In the Georgian and Victorian eras the class system was at its evil height. Lower, middle and upper clearly defined. You knew where you belonged. There was no getting away from it.
Nowhere was this more clearly noticeable than in the big houses of the day – the upstairs downstairs syndrome. It wasn’t just the big houses though, even less grand town houses and later Victorian detached red bricks in the suburbs. Witness the tradesmen’s entrance. Wouldn’t want the meat delivered to the front door – would we? Round the side with you. Another feature was the back stairs, built so staff wouldn’t use the main hallways as they went about their tasks and bump into the master.
In the same way, doors were graded according to the status of the room and its user. The ground floor warranted the best doors. Good thick 4 or 6 panel with nice mouldings and often of polished hardwood to impress one’s visitors.
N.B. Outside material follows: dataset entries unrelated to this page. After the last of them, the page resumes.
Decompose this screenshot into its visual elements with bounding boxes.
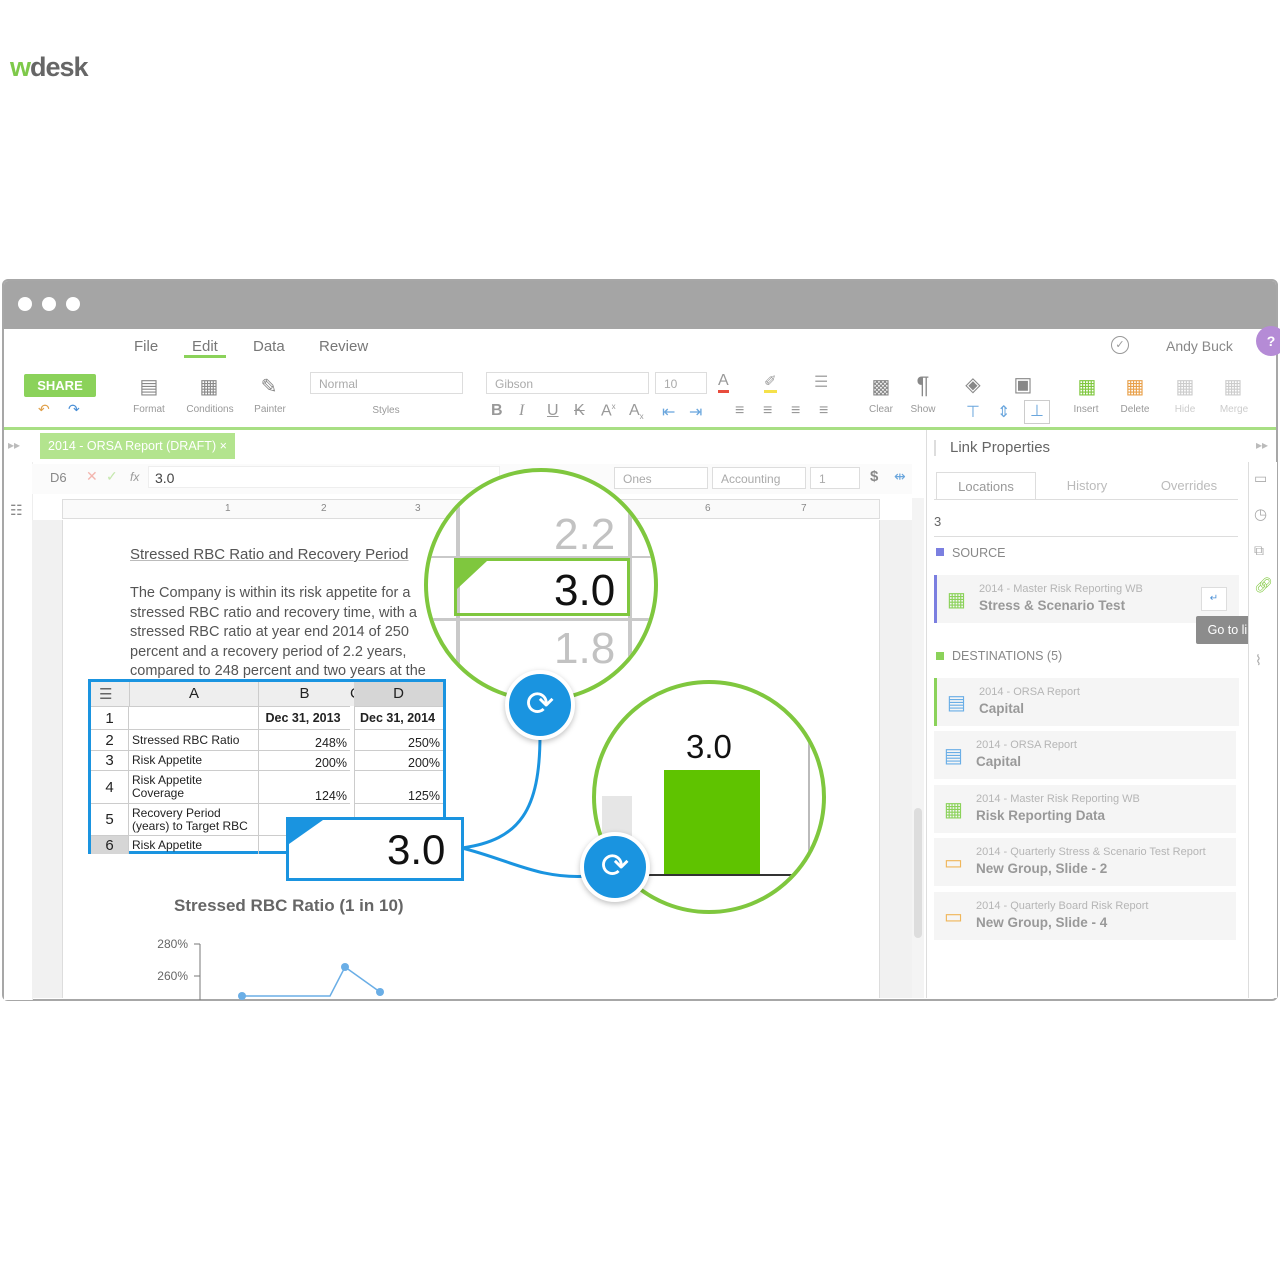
destination-card[interactable]: ▤ 2014 - ORSA Report Capital [934,678,1239,726]
linked-cell-callout: 3.0 [286,817,464,881]
connector-line [461,846,591,879]
destinations-marker [936,652,944,660]
sync-icon[interactable]: ⟳ [580,832,650,902]
source-card[interactable]: ▦ 2014 - Master Risk Reporting WB Stress… [934,575,1239,623]
destination-card[interactable]: ▭ 2014 - Quarterly Board Risk Report New G… [934,892,1236,940]
destinations-label: DESTINATIONS (5) [952,649,1063,663]
document-icon: ▦ [944,799,963,821]
destination-name: New Group, Slide - 2 [976,861,1108,876]
document-icon: ▭ [944,852,963,874]
zoom-callout-cells: 2.2 3.0 1.8 [424,468,658,702]
document-icon: ▤ [944,745,963,767]
destination-name: Capital [979,701,1025,716]
source-label: SOURCE [952,546,1006,560]
destination-title: 2014 - Quarterly Board Risk Report [976,900,1149,912]
destination-card[interactable]: ▭ 2014 - Quarterly Stress & Scenario Test… [934,838,1236,886]
inbox-icon[interactable]: ▭ [1254,470,1267,487]
attachment-icon[interactable]: ⌇ [1255,652,1262,669]
zoom-gridline [428,618,654,621]
chart-bar [664,770,760,876]
panel-grip [934,440,936,456]
link-corner-icon [289,820,323,844]
destination-name: Risk Reporting Data [976,808,1106,823]
link-corner-icon [457,561,487,589]
destination-title: 2014 - Master Risk Reporting WB [976,793,1140,805]
destination-card[interactable]: ▦ 2014 - Master Risk Reporting WB Risk Rep… [934,785,1236,833]
sync-icon[interactable]: ⟳ [505,670,575,740]
chart-gridline [808,684,810,876]
connector-line [461,734,542,850]
tab-history[interactable]: History [1038,472,1136,499]
destination-name: Capital [976,754,1022,769]
tab-locations[interactable]: Locations [936,472,1036,500]
tab-divider [934,499,1238,500]
source-marker [936,548,944,556]
history-icon[interactable]: ◷ [1254,505,1267,523]
destination-title: 2014 - ORSA Report [979,686,1080,698]
spreadsheet-icon: ▦ [947,589,966,611]
destination-title: 2014 - Quarterly Stress & Scenario Test … [976,846,1206,858]
panel-title: Link Properties [950,439,1051,456]
linked-cell-value: 3.0 [387,826,446,873]
zoom-value-above: 2.2 [554,510,616,559]
source-title: 2014 - Master Risk Reporting WB [979,583,1143,595]
tab-overrides[interactable]: Overrides [1140,472,1238,499]
search-input[interactable]: 3 [934,514,1238,537]
bar-value-label: 3.0 [686,728,732,765]
go-to-link-button[interactable]: ↵ [1201,587,1227,611]
zoom-value-below: 1.8 [554,624,616,673]
destination-card[interactable]: ▤ 2014 - ORSA Report Capital [934,731,1236,779]
document-icon: ▤ [947,692,966,714]
document-icon: ▭ [944,906,963,928]
destination-title: 2014 - ORSA Report [976,739,1077,751]
copy-icon[interactable]: ⧉ [1254,542,1264,559]
zoom-value-linked: 3.0 [554,566,616,615]
destination-name: New Group, Slide - 4 [976,915,1108,930]
collapse-panel-icon[interactable]: ▸▸ [1256,438,1268,452]
source-name: Stress & Scenario Test [979,598,1126,613]
link-icon[interactable]: 🔗︎ [1254,576,1273,594]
Onto the first floor, where visitors rarely went, the doors would still be well made, probably painted and of good quality but definitely not as fine as downstairs and then up to the servants’ quarters on the top floor where the quality definitely dropped. After all why spend money up there. Thin 4 panels with no mouldings, often of smaller size but strangely, still well made with full mortise and tenon joints and quite useable today. Gems compared to the current offerings of moulded plastic and mdf.